Revogação por ingratidão ou inexecução de encargo
Embora a revogação de doação por arrependimento puro e simples não seja causa para revogação, o Código Civil prevê outras situações graves que justificam o desfazimento da doação.
São elas a ingratidão do donatário e a inexecução do encargo.
A ingratidão do donatário é definida de forma específica pela lei, conforme o artigo 557 do Código Civil. Consideram-se atos de ingratidão que autorizam a revogação da doação:
- Atentado contra a vida do doador ou a prática de crime de homicídio doloso contra ele;
- Ofensa física contra o doador;
- Injúria grave ou calúnia contra o doador;
- Recusa de prestar alimentos ao doador que deles necessite, podendo fazê-lo.
É importante notar que a interpretação desses casos é restritiva, ou seja, apenas as condutas expressamente previstas em lei configuram ingratidão para fins de revogação da doação.
Meros desentendimentos ou desavenças não se enquadram nessas hipóteses.
A inexecução do encargo, prevista no artigo 555 do Código Civil, ocorre quando a doação é gravada com uma obrigação a ser cumprida pelo donatário, e este não a cumpre.
O encargo deve ser lícito e possível, e sua inexecução faculta ao doador exigir o cumprimento ou revogar a doação.
O prazo para pleitear a revogação por inexecução do encargo é de um ano, a contar do momento em que o donatário deveria ter cumprido a obrigação.
Doação irrevogável: Existe mesmo?
A legislação e a prática jurídica frequentemente mencionam a figura da doação irrevogável.
No entanto, é crucial entender que essa irrevogabilidade não é absoluta. Mesmo em casos de doação considerada irrevogável, a revogação ainda pode ocorrer nas hipóteses de ingratidão do donatário ou inexecução do encargo.
A irrevogabilidade da doação geralmente está associada a situações específicas, como doações realizadas em cumprimento de obrigações naturais ou morais.
Doações feitas em contemplação de casamento futuro (doação propter nuptias), ou quando expressamente estipulada como irrevogável por vontade das partes.
Contudo, mesmo nesses cenários, a lei resguarda o direito do doador de revogar a doação diante de condutas graves do donatário ou do descumprimento de encargos.
Como funciona a ação de revogação de doação?

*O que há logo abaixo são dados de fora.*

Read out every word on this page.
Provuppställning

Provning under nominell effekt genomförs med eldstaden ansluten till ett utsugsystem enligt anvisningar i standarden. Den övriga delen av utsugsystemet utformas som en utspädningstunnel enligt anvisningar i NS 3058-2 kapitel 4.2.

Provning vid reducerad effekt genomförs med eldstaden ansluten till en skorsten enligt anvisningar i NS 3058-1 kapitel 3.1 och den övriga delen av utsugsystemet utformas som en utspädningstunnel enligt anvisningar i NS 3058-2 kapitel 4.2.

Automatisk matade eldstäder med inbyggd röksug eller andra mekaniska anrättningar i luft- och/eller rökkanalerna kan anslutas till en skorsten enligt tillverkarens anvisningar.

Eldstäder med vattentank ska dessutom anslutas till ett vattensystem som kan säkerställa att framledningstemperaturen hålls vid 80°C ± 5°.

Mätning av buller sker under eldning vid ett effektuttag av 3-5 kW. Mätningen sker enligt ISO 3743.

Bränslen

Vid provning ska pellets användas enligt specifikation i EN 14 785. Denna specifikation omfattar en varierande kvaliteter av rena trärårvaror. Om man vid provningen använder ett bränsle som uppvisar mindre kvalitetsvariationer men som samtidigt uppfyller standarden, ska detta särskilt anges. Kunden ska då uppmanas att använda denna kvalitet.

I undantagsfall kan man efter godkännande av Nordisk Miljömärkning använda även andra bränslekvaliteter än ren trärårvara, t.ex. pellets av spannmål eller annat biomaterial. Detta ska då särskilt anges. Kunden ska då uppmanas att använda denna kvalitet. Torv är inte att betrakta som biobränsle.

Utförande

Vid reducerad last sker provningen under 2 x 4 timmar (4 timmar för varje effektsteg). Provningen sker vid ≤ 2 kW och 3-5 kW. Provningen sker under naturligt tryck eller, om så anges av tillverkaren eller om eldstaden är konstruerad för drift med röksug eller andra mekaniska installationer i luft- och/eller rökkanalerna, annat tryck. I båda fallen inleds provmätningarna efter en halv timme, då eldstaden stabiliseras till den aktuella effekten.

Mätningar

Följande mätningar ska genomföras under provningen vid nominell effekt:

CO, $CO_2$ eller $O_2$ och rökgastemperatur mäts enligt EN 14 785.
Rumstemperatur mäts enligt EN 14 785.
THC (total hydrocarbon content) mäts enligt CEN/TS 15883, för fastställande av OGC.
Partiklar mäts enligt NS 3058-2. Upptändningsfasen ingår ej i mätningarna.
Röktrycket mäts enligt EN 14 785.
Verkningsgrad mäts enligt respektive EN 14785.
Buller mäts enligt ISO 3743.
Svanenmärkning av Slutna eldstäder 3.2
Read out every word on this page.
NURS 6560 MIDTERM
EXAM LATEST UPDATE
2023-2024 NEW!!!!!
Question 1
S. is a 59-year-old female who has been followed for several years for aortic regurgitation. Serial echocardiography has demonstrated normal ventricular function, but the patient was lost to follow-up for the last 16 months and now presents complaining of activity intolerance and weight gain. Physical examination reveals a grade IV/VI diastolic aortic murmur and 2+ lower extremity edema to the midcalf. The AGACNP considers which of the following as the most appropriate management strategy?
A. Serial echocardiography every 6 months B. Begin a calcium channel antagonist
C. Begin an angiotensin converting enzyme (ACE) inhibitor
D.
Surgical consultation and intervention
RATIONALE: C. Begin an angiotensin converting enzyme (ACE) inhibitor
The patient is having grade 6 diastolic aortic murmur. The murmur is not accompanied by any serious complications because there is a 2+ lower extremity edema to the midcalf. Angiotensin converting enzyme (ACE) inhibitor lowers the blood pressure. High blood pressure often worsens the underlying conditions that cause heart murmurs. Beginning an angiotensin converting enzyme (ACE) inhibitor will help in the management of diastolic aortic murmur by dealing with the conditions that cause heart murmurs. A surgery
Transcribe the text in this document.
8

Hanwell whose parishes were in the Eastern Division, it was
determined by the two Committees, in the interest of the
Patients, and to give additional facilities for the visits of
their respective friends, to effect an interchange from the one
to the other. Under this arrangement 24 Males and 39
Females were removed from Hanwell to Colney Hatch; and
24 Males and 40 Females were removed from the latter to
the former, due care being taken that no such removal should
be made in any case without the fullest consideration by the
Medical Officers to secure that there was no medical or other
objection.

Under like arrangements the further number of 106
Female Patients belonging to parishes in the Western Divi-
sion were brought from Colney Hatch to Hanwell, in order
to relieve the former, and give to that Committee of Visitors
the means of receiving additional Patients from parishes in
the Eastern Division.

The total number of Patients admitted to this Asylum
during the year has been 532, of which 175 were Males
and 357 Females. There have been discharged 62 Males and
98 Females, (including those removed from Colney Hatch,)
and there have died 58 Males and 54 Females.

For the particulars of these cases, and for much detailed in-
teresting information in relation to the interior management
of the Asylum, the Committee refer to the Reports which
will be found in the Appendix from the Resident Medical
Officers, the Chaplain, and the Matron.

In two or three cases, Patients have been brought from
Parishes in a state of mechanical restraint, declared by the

Para reverter uma doação, seja por ingratidão ou inexecução de encargo, o doador precisa ingressar com uma ação de revogação de doação perante o Poder Judiciário.
Essa ação seguirá o rito processual comum e exigirá a comprovação dos fatos que fundamentam o pedido de revogação.
O prazo para ajuizar a ação de revogação por ingratidão é de um ano, contado do momento em que o doador teve ciência do fato que a autoriza. Ultrapassado esse prazo, o direito de revogar a doação por esse motivo não poderá ser exercido.
Na ação de revogação, o doador deverá apresentar provas robustas da ingratidão do donatário ou do descumprimento do encargo, como documentos, testemunhas e outros meios de prova admitidos em direito.
O donatário terá o direito de se defender e apresentar sua versão dos fatos.
A decisão final sobre a revogação da doação caberá ao juiz, que analisará as provas apresentadas pelas partes e a legislação aplicável ao caso.
Caso a ação seja julgada procedente, a doação será desfeita, e o bem doado deverá retornar ao patrimônio do doador.
Lembre-se:
A revogação de doação por arrependimento não encontra amparo na legislação brasileira. O direito civil busca a estabilidade das relações jurídicas, e permitir a revogação por simples mudança de ideia fragilizaria esse princípio.
No entanto, a lei prevê mecanismos como a doação com cláusula de reversão, que permite ao doador reaver o bem em caso de falecimento do donatário, e as hipóteses de revogação por ingratidão do donatário ou inexecução do encargo.
Nestes casos específicos, a lei reconhece a necessidade de proteger o doador diante de condutas reprováveis do donatário ou do descumprimento de obrigações assumidas.
Para buscar a revogação de uma doação, é imprescindível analisar cuidadosamente as circunstâncias do caso concreto e verificar se elas se enquadram nas hipóteses legais.
A assistência de um advogado é fundamental para orientar o doador sobre seus direitos, os prazos legais e o procedimento adequado para ingressar com a ação judicial, caso seja necessário.